Open piskvorky opened 9 years ago
This was planned for last month, but the deadline slipped because of other projects that had priority. My own plan is to release a bare-bones version in the second week of January.
Great, thanks Lars. Please ping me when you think it's ready (not sure what bare-bones means, perhaps that's enough).
Bare-bones means we can semanticize with baseline metrics. No count-min sketch needed (you only need that for fitting more complicated models on the output of semanticizest).
Hi @piskvorky, I think what we have now is ready for beta-testing. Would you like to have a try?
I was wanting to merge #22 before releasing as beta, but it needs tests and I'm not going to postpone further. The current functionality should be close to what the old semanticizer could do.
Excellent, thanks! Will check the situation with client and report back.
By the way, I remember we trained an extra model with David Graus, on Yahoo! queries. Is a similar thing possible here? Or does it not make sense? CC @graus .
There's no re-ranking model in here. If you want that, you'd need to stack a model on top.
(Which I will definitely work on if it does not magically appear -- I don't recall [if/where] this item ended up in terms of roadmap. Nor if there's a roadmap.)
The idea was to provide all the information necessary for feature extraction in such a model. The thing is that we can't ship models, training data or anything, so we can't test this stuff and it will go stale.
Thanks guys.
One question: skimming the docs I can't see an obvious answer (will have to check the API in more detail later), but: I remember we had some disambiguation issues and needed semanticizer to return "unnormalized" statistics too, for some local result post-filtering.
We ended up adding something like link['unnormed'] = self.wpm.get_sense_data(ngram, sense_str)
to our fork of semanticizer.
Is this already included in semanticizest
, or will we have to add it again ourselves (+ pull request)? Or does this question not even make sense for the new code/approach?
We're not returning that, but we should. There's an XXX
in semanticizest/_semanticizer.py
where it needs to be added...
Speaking of shipping models -- does anyone have an English model and wouldn't mind sharing it with me? I've tried building it myself, but my laptop crashes after processing 3920000 articles. ;-(
I'm building one right now, ready in three hours. Ping me by email tomorrow morning.
Cool thanks :-)
We ran some initial checks, created the EN model, and I want to make sure I understand correctly:
semanticizEST only has a single API method, all_candidates(tokens)
. This returns all candidates for given tokens, no context, no disambiguation.
There's no API like in semanticizER where we send in a text (string) and it gives us back detected entities.
Is that correct?
Are you planning on extending the pipeline?
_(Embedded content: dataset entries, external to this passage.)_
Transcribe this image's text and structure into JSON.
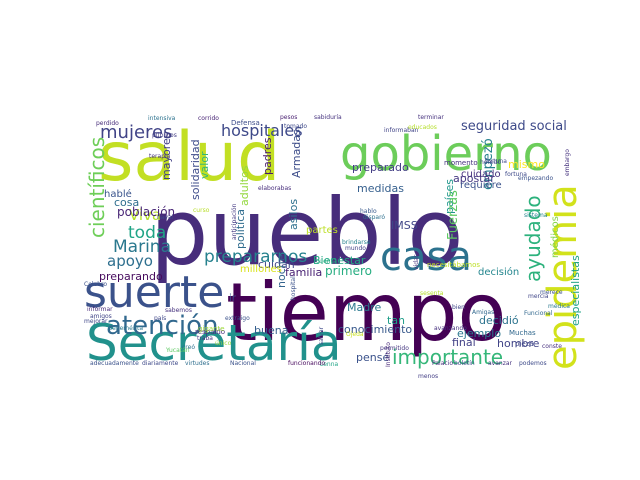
{
  "wordcloud": {
    "words": [
      {
        "text": "pueblo",
        "color": "#472d7b"
      },
      {
        "text": "tiempo",
        "color": "#440154"
      },
      {
        "text": "salud",
        "color": "#c2df23"
      },
      {
        "text": "gobierno",
        "color": "#6ccd5a"
      },
      {
        "text": "Secretaría",
        "color": "#21918c"
      },
      {
        "text": "suerte",
        "color": "#3b528b"
      },
      {
        "text": "epidemia",
        "color": "#d2e21b"
      },
      {
        "text": "casa",
        "color": "#2c728e"
      },
      {
        "text": "atención",
        "color": "#31688e"
      },
      {
        "text": "importante",
        "color": "#35b779"
      },
      {
        "text": "ayudado",
        "color": "#2db27d"
      },
      {
        "text": "hospitales",
        "color": "#3e4989"
      },
      {
        "text": "científicos",
        "color": "#6ece58"
      },
      {
        "text": "mujeres",
        "color": "#414487"
      },
      {
        "text": "prepararnos",
        "color": "#26828e"
      },
      {
        "text": "seguridad social",
        "color": "#3e4a89"
      },
      {
        "text": "toda",
        "color": "#20a486"
      },
      {
        "text": "Marina",
        "color": "#2a788e"
      },
      {
        "text": "apoyo",
        "color": "#2e6f8e"
      },
      {
        "text": "Viva",
        "color": "#b5de2b"
      },
      {
        "text": "especialistas",
        "color": "#20a386"
      },
      {
        "text": "empezó",
        "color": "#26818e"
      },
      {
        "text": "preparado",
        "color": "#433e85"
      },
      {
        "text": "apostar",
        "color": "#453882"
      },
      {
        "text": "cuidado",
        "color": "#46317e"
      },
      {
        "text": "requiere",
        "color": "#3b528b"
      },
      {
        "text": "medidas",
        "color": "#355f8d"
      },
      {
        "text": "países",
        "color": "#1f968b"
      },
      {
        "text": "IMSS",
        "color": "#404688"
      },
      {
        "text": "Fuerzas",
        "color": "#5ec962"
      },
      {
        "text": "mismo",
        "color": "#fde725"
      },
      {
        "text": "médicos",
        "color": "#84d44b"
      },
      {
        "text": "población",
        "color": "#482576"
      },
      {
        "text": "cosa",
        "color": "#2e6e8e"
      },
      {
        "text": "hablé",
        "color": "#3a548c"
      },
      {
        "text": "preparando",
        "color": "#460a5d"
      },
      {
        "text": "Bienestar",
        "color": "#22a884"
      },
      {
        "text": "primero",
        "color": "#27ad81"
      },
      {
        "text": "decisión",
        "color": "#24868e"
      },
      {
        "text": "decidió",
        "color": "#2c738e"
      },
      {
        "text": "hombre",
        "color": "#414487"
      },
      {
        "text": "ejemplo",
        "color": "#2a768e"
      },
      {
        "text": "conocimiento",
        "color": "#38598c"
      },
      {
        "text": "final",
        "color": "#424186"
      },
      {
        "text": "tan",
        "color": "#1f9e89"
      },
      {
        "text": "pensé",
        "color": "#3b528b"
      },
      {
        "text": "Madre",
        "color": "#2a788e"
      },
      {
        "text": "buena",
        "color": "#355f8d"
      },
      {
        "text": "cuidan",
        "color": "#3f4788"
      },
      {
        "text": "familia",
        "color": "#482173"
      },
      {
        "text": "noche",
        "color": "#33638d"
      },
      {
        "text": "asilos",
        "color": "#2d708e"
      },
      {
        "text": "partes",
        "color": "#bddf26"
      },
      {
        "text": "millones",
        "color": "#d8e219"
      },
      {
        "text": "padres",
        "color": "#481a6c"
      },
      {
        "text": "Armadas",
        "color": "#3d4d8a"
      },
      {
        "text": "adultos",
        "color": "#95d840"
      },
      {
        "text": "política",
        "color": "#2f6c8e"
      },
      {
        "text": "valor",
        "color": "#35b779"
      },
      {
        "text": "solidaridad",
        "color": "#3e4c8a"
      },
      {
        "text": "mayores",
        "color": "#424086"
      },
      {
        "text": "momento",
        "color": "#46337f"
      },
      {
        "text": "Muchas",
        "color": "#31688e"
      },
      {
        "text": "pieza",
        "color": "#3f4788"
      },
      {
        "text": "necesitábamos",
        "color": "#bddf26"
      },
      {
        "text": "ir",
        "color": "#3e4989"
      },
      {
        "text": "respaldo",
        "color": "#472f7d"
      },
      {
        "text": "gigante",
        "color": "#9fda3a"
      },
      {
        "text": "Lenna",
        "color": "#20a486"
      },
      {
        "text": "Celebro",
        "color": "#3b528b"
      },
      {
        "text": "mercia",
        "color": "#404688"
      },
      {
        "text": "Funcional",
        "color": "#31688e"
      },
      {
        "text": "Palacio",
        "color": "#472f7d"
      },
      {
        "text": "boletín",
        "color": "#3f4889"
      },
      {
        "text": "avanzar",
        "color": "#46337f"
      },
      {
        "text": "podemos",
        "color": "#3e4a89"
      },
      {
        "text": "sistema",
        "color": "#24868e"
      },
      {
        "text": "Nacional",
        "color": "#3b528b"
      },
      {
        "text": "funcionando",
        "color": "#46085c"
      },
      {
        "text": "Benemérita",
        "color": "#2a788e"
      },
      {
        "text": "diariamente",
        "color": "#3e4989"
      },
      {
        "text": "virtudes",
        "color": "#2e6e8e"
      },
      {
        "text": "adecuadamente",
        "color": "#3b528b"
      },
      {
        "text": "informar",
        "color": "#472a7a"
      },
      {
        "text": "amigos",
        "color": "#414487"
      },
      {
        "text": "mejorar",
        "color": "#3f4788"
      },
      {
        "text": "sabemos",
        "color": "#46327e"
      },
      {
        "text": "creó",
        "color": "#2c728e"
      },
      {
        "text": "Ojeda",
        "color": "#c8e020"
      },
      {
        "text": "brindarse",
        "color": "#26828e"
      },
      {
        "text": "avanzando",
        "color": "#46307e"
      },
      {
        "text": "hospital",
        "color": "#3b528b"
      },
      {
        "text": "Instituto",
        "color": "#482878"
      },
      {
        "text": "vidas",
        "color": "#46337f"
      },
      {
        "text": "permitido",
        "color": "#453781"
      },
      {
        "text": "heredó",
        "color": "#3f4889"
      },
      {
        "text": "menos",
        "color": "#433e85"
      },
      {
        "text": "cuenta",
        "color": "#27ad81"
      },
      {
        "text": "mundo",
        "color": "#414487"
      },
      {
        "text": "hablo",
        "color": "#38598c"
      },
      {
        "text": "disparó",
        "color": "#2d708e"
      },
      {
        "text": "elaborabas",
        "color": "#472d7b"
      },
      {
        "text": "anticipación",
        "color": "#443983"
      },
      {
        "text": "Defensa",
        "color": "#3d4d8a"
      },
      {
        "text": "pesos",
        "color": "#481f70"
      },
      {
        "text": "sabiduría",
        "color": "#46337f"
      },
      {
        "text": "tomado",
        "color": "#3e4989"
      },
      {
        "text": "corrido",
        "color": "#482475"
      },
      {
        "text": "intensiva",
        "color": "#2c728e"
      },
      {
        "text": "terapia",
        "color": "#46317e"
      },
      {
        "text": "perdido",
        "color": "#472c7a"
      },
      {
        "text": "públicos",
        "color": "#433d84"
      },
      {
        "text": "informaban",
        "color": "#414487"
      },
      {
        "text": "terminar",
        "color": "#46327e"
      },
      {
        "text": "fortuna",
        "color": "#3e4989"
      },
      {
        "text": "educados",
        "color": "#b5de2b"
      },
      {
        "text": "empezando",
        "color": "#3b528b"
      },
      {
        "text": "embargo",
        "color": "#46337f"
      },
      {
        "text": "médica",
        "color": "#2a788e"
      },
      {
        "text": "conste",
        "color": "#46307e"
      },
      {
        "text": "Amigas",
        "color": "#31688e"
      },
      {
        "text": "naval",
        "color": "#3e4989"
      },
      {
        "text": "país",
        "color": "#3f4788"
      },
      {
        "text": "curso",
        "color": "#b8de29"
      },
      {
        "text": "extraigo",
        "color": "#3b528b"
      },
      {
        "text": "fortuna",
        "color": "#3e4989"
      },
      {
        "text": "único",
        "color": "#98d83e"
      },
      {
        "text": "Yucatán",
        "color": "#5ec962"
      },
      {
        "text": "traba",
        "color": "#46337f"
      },
      {
        "text": "salvar",
        "color": "#3e4989"
      },
      {
        "text": "bien",
        "color": "#3f4788"
      },
      {
        "text": "merece",
        "color": "#3b528b"
      },
      {
        "text": "sesenta",
        "color": "#b5de2b"
      }
    ]
  }
}
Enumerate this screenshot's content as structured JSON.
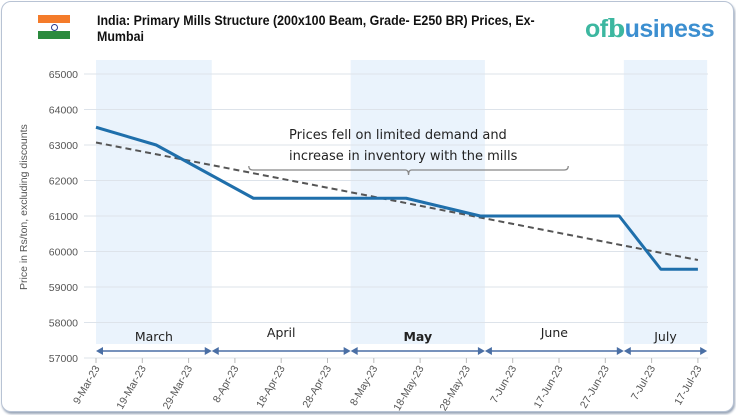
{
  "header": {
    "title": "India: Primary Mills Structure (200x100 Beam, Grade- E250 BR) Prices, Ex-Mumbai",
    "logo": {
      "part1": "of",
      "part2": "b",
      "part3": "usiness"
    },
    "flag": "india-flag"
  },
  "colors": {
    "series": "#1f6fab",
    "trend": "#555555",
    "band": "#eaf3fc",
    "logo": "#3cb7a0",
    "logo_blue": "#3c8fd0"
  },
  "chart_data": {
    "type": "line",
    "title": "India: Primary Mills Structure (200x100 Beam, Grade- E250 BR) Prices, Ex-Mumbai",
    "ylabel": "Price in Rs/ton, excluding discounts",
    "xlabel": "",
    "ylim": [
      57000,
      65000
    ],
    "xlim": [
      "2023-03-09",
      "2023-07-17"
    ],
    "grid": true,
    "yticks": [
      "57000",
      "58000",
      "59000",
      "60000",
      "61000",
      "62000",
      "63000",
      "64000",
      "65000"
    ],
    "xticks": [
      "9-Mar-23",
      "19-Mar-23",
      "29-Mar-23",
      "8-Apr-23",
      "18-Apr-23",
      "28-Apr-23",
      "8-May-23",
      "18-May-23",
      "28-May-23",
      "7-Jun-23",
      "17-Jun-23",
      "27-Jun-23",
      "7-Jul-23",
      "17-Jul-23"
    ],
    "series": [
      {
        "points": [
          {
            "x": "2023-03-09",
            "y": 63500
          },
          {
            "x": "2023-03-22",
            "y": 63000
          },
          {
            "x": "2023-04-12",
            "y": 61500
          },
          {
            "x": "2023-05-15",
            "y": 61500
          },
          {
            "x": "2023-05-31",
            "y": 61000
          },
          {
            "x": "2023-06-30",
            "y": 61000
          },
          {
            "x": "2023-07-09",
            "y": 59500
          },
          {
            "x": "2023-07-17",
            "y": 59500
          }
        ]
      }
    ],
    "trendline": {
      "style": "dashed",
      "points": [
        {
          "x": "2023-03-09",
          "y": 63070
        },
        {
          "x": "2023-07-17",
          "y": 59760
        }
      ]
    },
    "month_bands": [
      {
        "label": "March",
        "start": "2023-03-09",
        "end": "2023-04-03",
        "shaded": true
      },
      {
        "label": "April",
        "start": "2023-04-03",
        "end": "2023-05-03",
        "shaded": false
      },
      {
        "label": "May",
        "start": "2023-05-03",
        "end": "2023-06-01",
        "shaded": true
      },
      {
        "label": "June",
        "start": "2023-06-01",
        "end": "2023-07-01",
        "shaded": false
      },
      {
        "label": "July",
        "start": "2023-07-01",
        "end": "2023-07-19",
        "shaded": true
      }
    ],
    "annotation": {
      "line1": "Prices fell on limited demand and",
      "line2": "increase in inventory with the mills",
      "start": "2023-04-11",
      "end": "2023-06-19"
    }
  }
}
What is the timeline before reaching ± semanticizER functionality? The README says that is the goal.
Thanks! CC @tgalery @graus @larsmans
Ping @graus @larsmans clarification of the project goals would be welcome. Please let us know what the status is.
Thanks a lot!
The status is that we have a working replacement at http://github.com/semanticize/st that is only lacking:
I plan to have this finished this week (and I'm working on Saturday). You're welcome to test this new version. People at UvA are already using it.
Thanks Lars.
@tgalery can you keep an eye on this? Once we know how to apply semanticizest at a level where it can replace semanticizer (=API for linking entities from plain text), let's evaluate.
Will do @piskvorky !
REST API now works, simple disambiguation in the works but not yet finished.
@tgalery The package is now ready for beta-testing, AFAIC.
Thanks @larsmans I will have a go when I have the time.
Hi @larsmans @piskvorky I finally had time to take a look at this. I have been playing with the Danish model, and it seems that the st project has pretty much the same functionality of the semanticizest project. The only difference is that instead of having a single endpoint where you get all the candidates, one can also get the candidate matching a bestpath and an exact match of the string (as documented here https://github.com/semanticize/st/blob/68465fe840a6087698df8963af5980373c5cedb4/cmd/semanticizest/webserver.go) . Although this is functionality added on top of semanticizest, it seems that there is no spotter per se (i.e. something that determines which surface forms in the whole text are worth extracting candidates from) nor any robust incorporation of context. Am I right ? Are there any plans to incorporate those in the project ?
Candidate entities are determined by semanticizest itself; this is a consequence of the hash representation. There are also no context features. We don't have plans to add them, but if @dodijk agrees that we're missing them, they could be added.
The plan was to have semanticizest do basic entity linking, and do it fast, without too many dependencies in terms of training sets, with enough useful output for downstream code to improve its results.
Hello gentlemen,
what is the expected timeline for releasing semanticizest?
I have a client eager to try it out (because semanticizer is so slow, it's a bottleneck for them).
So I'm thinking if there's a way to share (human) resources -- maybe they could do some beta testing and benchmarking on live data, as soon as you proclaim the new semanticizest production-ready?